The last sign that we see as the result of Saul receiving a new heart is his new purpose and direction in life … a new purpose and a new direction in line with God’s sovereign will for him. A truly converted person is no longer their own person … they are no longer the captain of their own fate. We have been bought with a price and in return, we live for God’s purposes. Saul was God’s chosen instrument … chosen not to persecute the followers of Jesus Christ but to bring Jesus’ name before the Gentiles and kings and before the people of Israel (Acts 9:15). Everyone with a new heart and new purpose and a new direction will ask: “Lord, what will You have do with my life?” And they, like Paul, will keep asking every day: “Lord, what would You have me do for You today?”

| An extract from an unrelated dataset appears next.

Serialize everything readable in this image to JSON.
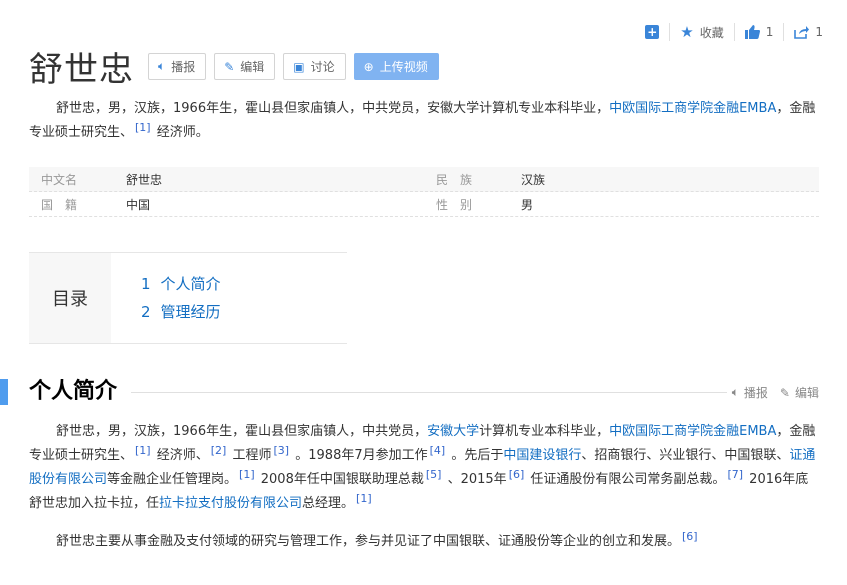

Saul had a mission … one that was self-willed … one that was destructive … evil. He thought that he was serving God by eliminating these “heretics,” but he was only feeding his pride and lust for power. He was advancing beyond many of his contemporaries … climbing the ladder to success … but after he met Jesus on the road to Damascus, he became Paul … an earthen vessel filled with God’s treasure. He became “Paul,” whose purpose was to glorify God … even if that cost him his life … which, as we know, it did. Saul inflicted suffering on others … Paul would suffer a great deal for his Lord and Master, Jesus Christ. Saul despised the gentiles and would have nothing to do with them … Paul would offer them the chance of getting a new heart.

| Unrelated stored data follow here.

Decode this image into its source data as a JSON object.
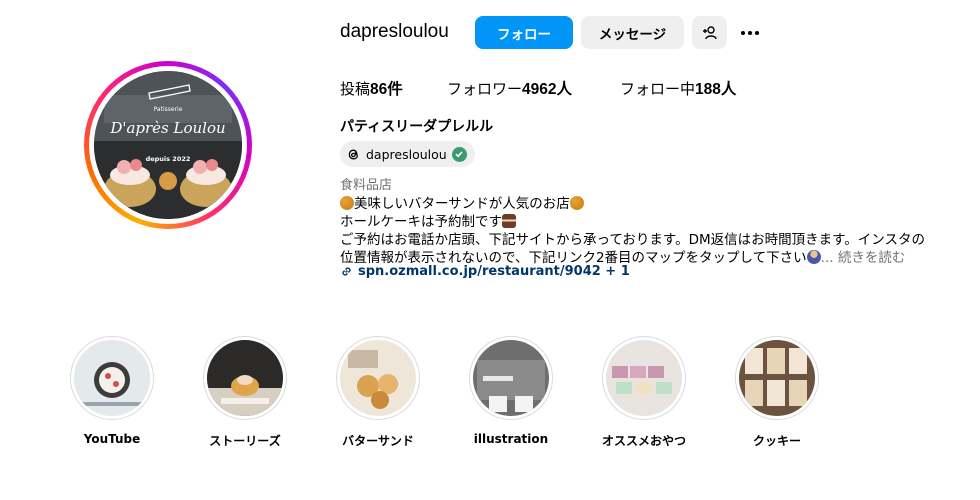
{
  "profile": {
    "username": "dapresloulou",
    "follow_label": "フォロー",
    "message_label": "メッセージ",
    "stats": {
      "posts_label": "投稿",
      "posts_count": "86件",
      "followers_label": "フォロワー",
      "followers_count": "4962人",
      "following_label": "フォロー中",
      "following_count": "188人"
    },
    "full_name": "パティスリーダプレルル",
    "threads_handle": "dapresloulou",
    "category": "食料品店",
    "bio": {
      "line1": "美味しいバターサンドが人気のお店",
      "line2": "ホールケーキは予約制です",
      "line3": "ご予約はお電話か店頭、下記サイトから承っております。DM返信はお時間頂きます。インスタの",
      "line4": "位置情報が表示されないので、下記リンク2番目のマップをタップして下さい",
      "more": "... 続きを読む"
    },
    "link": "spn.ozmall.co.jp/restaurant/9042 + 1",
    "avatar_text": {
      "brand": "Patisserie",
      "name": "D'après Loulou",
      "since": "depuis 2022"
    }
  },
  "highlights": [
    {
      "label": "YouTube"
    },
    {
      "label": "ストーリーズ"
    },
    {
      "label": "バターサンド"
    },
    {
      "label": "illustration"
    },
    {
      "label": "オススメおやつ"
    },
    {
      "label": "クッキー"
    }
  ],
  "colors": {
    "follow_button": "#0095f6",
    "secondary_button": "#efefef",
    "link": "#00376b",
    "muted_text": "#737373"
  }
}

If God has saved you from your sins … if God has given you a new heart … there’s a reason for it. He has a plan … He has a purpose for your life. His purpose may involve changing the world around you or it may involve traveling to some part of the world you’ve never been to before. The main thing is for you to be a willing servant and a clean vessel … “useful to the Master … prepared for every good work” (2nd Timothy 2:21). Listen to the difference between Saul on his way to Damascus to rid the world of Jesus’ followers and Paul, who wrote this to his disciple, Timothy: “The saying is sure and worthy of full acceptance, that Christ Jesus came into the world to save sinners – of whom I am the foremost. But for that very reason I received mercy, so that in me, as the foremost [of sinners], Jesus Christ might display the utmost patience, making me an example to those who would come to believe in Him for eternal life” (1st Timothy 1:15-16).
Only God can change a heart. Saul’s conversion into Paul is an example of the fact that no one is too far from God or too far beyond God’s reach or God’s power to save, to transform a person, and give them a new heart … a heart for Him alone, amen? Paul is an example for us, encouraging us to pray for every sinner and to share the glorious Gospel of our risen Lord and Savior, Jesus Christ, with them. Paul’s example should inspire us to commit ourselves afresh to whatever purpose God has given us to do for His Kingdom. As Paul puts it:
“For the love of Christ urges us on, because we are convinced that One has died for all; therefore all have died. And He died for all, so that those who live might live no longer for themselves, but for Him who died and was raised for them. From now on, therefore, we regard no one from a human point of view; even though we once knew Christ from a human point of view, we know Him no longer in that way. So if anyone is in Christ, there is a new creation; everything old has passed away; see, everything has become new!” (2nd Corinthians 5:14-17).